Um exemplo de solução eficaz é a ferramenta Liquidity Assessment (LQA) da Bloomberg, que utiliza modelos financeiros avançados para acomodar um universo mais amplo de ativos, incluindo aqueles sem dados disponíveis ou com pouca/nenhuma atividade comercial recente. Ao treinar modelos em um grande banco de dados de negociações executadas de várias fontes pelo mundo, a ferramenta é calibrada diariamente para capturar as mudanças nas condições do mercado.

O modelo da Bloomberg traz três parâmetros: sensibilidade ao spread, sensibilidade ao impacto do preço e expoente do impacto do preço. Este modelo também possui três variáveis explicativas: spread de compra/venda, risco de volatilidade e taxas de participação. A vantagem e o objetivo deste modelo é identificar os primeiros sinais de alerta e construir uma visão mais informada do conceito de liquidez multidimensional, o que requer uma avaliação do ratio de liquidez antes de poder estimar os custos de liquidez. Como o ratio de liquidação dependerá de três fatores – a liquidez do portfólio a se vender, o valor da venda e a política de liquidação – é importante ter em mente que o ratio de liquidez é relativo às restrições de trading e ao cronograma de liquidação (ou estrutura de negociação).

Geralmente, o custo de liquidez é medido pelo custo de transação. No entanto, em um programa de teste de stress de liquidez, esta medida é meramente teórica, pois é baseada no modelo de custo de transação. Portanto, pode ser complementada pelo custo de liquidez “ex-post”, também chamado de custo efetivo.

Se um gestor de ativos não tiver dados suficientes, terá que utilizar técnicas de regressão e de modelagem avançadas para definir o valor destes parâmetros. O modelo LQA é amplamente utilizado em todo o setor para compliance regulatório e, por ser baseado em dados, remove a subjetividade e fornece uma avaliação de liquidez mais robusta e mais lógica.

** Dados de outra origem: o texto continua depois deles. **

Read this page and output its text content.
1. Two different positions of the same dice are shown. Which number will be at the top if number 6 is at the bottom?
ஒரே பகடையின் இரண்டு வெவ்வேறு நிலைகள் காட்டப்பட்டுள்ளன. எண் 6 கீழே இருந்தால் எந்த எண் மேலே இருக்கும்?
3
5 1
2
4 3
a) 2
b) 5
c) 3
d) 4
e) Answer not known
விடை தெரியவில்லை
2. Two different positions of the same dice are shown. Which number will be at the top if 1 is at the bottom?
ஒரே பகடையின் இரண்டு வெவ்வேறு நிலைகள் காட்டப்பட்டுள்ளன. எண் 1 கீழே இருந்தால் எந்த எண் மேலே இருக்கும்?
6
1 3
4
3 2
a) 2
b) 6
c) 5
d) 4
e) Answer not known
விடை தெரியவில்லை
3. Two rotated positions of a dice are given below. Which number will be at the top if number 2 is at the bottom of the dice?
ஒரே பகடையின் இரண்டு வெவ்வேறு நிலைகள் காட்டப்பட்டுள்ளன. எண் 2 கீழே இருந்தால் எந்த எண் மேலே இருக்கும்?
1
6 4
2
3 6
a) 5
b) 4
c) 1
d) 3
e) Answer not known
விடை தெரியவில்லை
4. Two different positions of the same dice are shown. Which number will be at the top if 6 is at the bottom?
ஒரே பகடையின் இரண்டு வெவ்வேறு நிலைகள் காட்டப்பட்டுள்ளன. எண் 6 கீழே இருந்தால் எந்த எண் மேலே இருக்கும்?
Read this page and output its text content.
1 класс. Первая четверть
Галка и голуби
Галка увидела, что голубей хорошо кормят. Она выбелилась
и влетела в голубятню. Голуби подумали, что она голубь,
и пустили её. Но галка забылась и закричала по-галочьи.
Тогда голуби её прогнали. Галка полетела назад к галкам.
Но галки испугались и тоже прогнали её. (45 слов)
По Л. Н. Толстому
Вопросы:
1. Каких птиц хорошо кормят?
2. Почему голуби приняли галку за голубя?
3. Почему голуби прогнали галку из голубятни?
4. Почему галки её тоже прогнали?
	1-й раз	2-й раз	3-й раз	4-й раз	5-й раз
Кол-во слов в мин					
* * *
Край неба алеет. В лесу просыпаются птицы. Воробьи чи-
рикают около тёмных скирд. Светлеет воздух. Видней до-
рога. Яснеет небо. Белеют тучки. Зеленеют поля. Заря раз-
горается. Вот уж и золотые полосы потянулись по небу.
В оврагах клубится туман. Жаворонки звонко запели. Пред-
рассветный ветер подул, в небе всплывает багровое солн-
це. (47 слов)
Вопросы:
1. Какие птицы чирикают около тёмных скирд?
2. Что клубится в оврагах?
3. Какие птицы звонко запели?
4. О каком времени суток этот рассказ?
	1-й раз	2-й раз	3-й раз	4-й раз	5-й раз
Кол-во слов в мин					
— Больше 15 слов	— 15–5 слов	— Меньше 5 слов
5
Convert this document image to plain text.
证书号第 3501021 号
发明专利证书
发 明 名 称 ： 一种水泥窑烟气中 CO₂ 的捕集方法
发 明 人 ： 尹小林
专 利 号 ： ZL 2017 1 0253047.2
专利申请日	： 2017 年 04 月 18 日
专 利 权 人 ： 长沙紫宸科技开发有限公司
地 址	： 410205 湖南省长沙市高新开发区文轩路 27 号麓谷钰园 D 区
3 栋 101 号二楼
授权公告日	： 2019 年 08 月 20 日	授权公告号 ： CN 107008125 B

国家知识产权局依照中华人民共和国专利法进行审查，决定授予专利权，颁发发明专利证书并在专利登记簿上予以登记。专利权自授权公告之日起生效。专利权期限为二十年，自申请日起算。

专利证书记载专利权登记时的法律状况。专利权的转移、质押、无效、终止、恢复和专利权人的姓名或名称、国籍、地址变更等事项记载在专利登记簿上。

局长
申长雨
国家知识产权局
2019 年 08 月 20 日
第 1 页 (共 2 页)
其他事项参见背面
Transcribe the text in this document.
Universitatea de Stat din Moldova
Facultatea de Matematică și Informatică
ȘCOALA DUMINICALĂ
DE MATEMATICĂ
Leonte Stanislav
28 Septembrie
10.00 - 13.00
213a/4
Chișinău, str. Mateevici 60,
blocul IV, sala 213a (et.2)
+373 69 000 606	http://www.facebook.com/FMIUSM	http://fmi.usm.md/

Ao buscar a abordagem ideal para o risco de liquidez, os gerentes precisam considerar o quadro geral, ou seja, ter o acesso certo aos dados certos no contexto certo. A avaliação do risco de liquidez é cada vez mais parte integrante das estruturas dos gestores de ativos para compliance regulatório e gestão proativa do risco de liquidez – especialmente em mercados mais turbulentos.

Artigo escrito por Thierry Ciszewski, gerente sênior de risco da HSBC Asset Management, para a Risk.net e autorizado pela Bloomberg.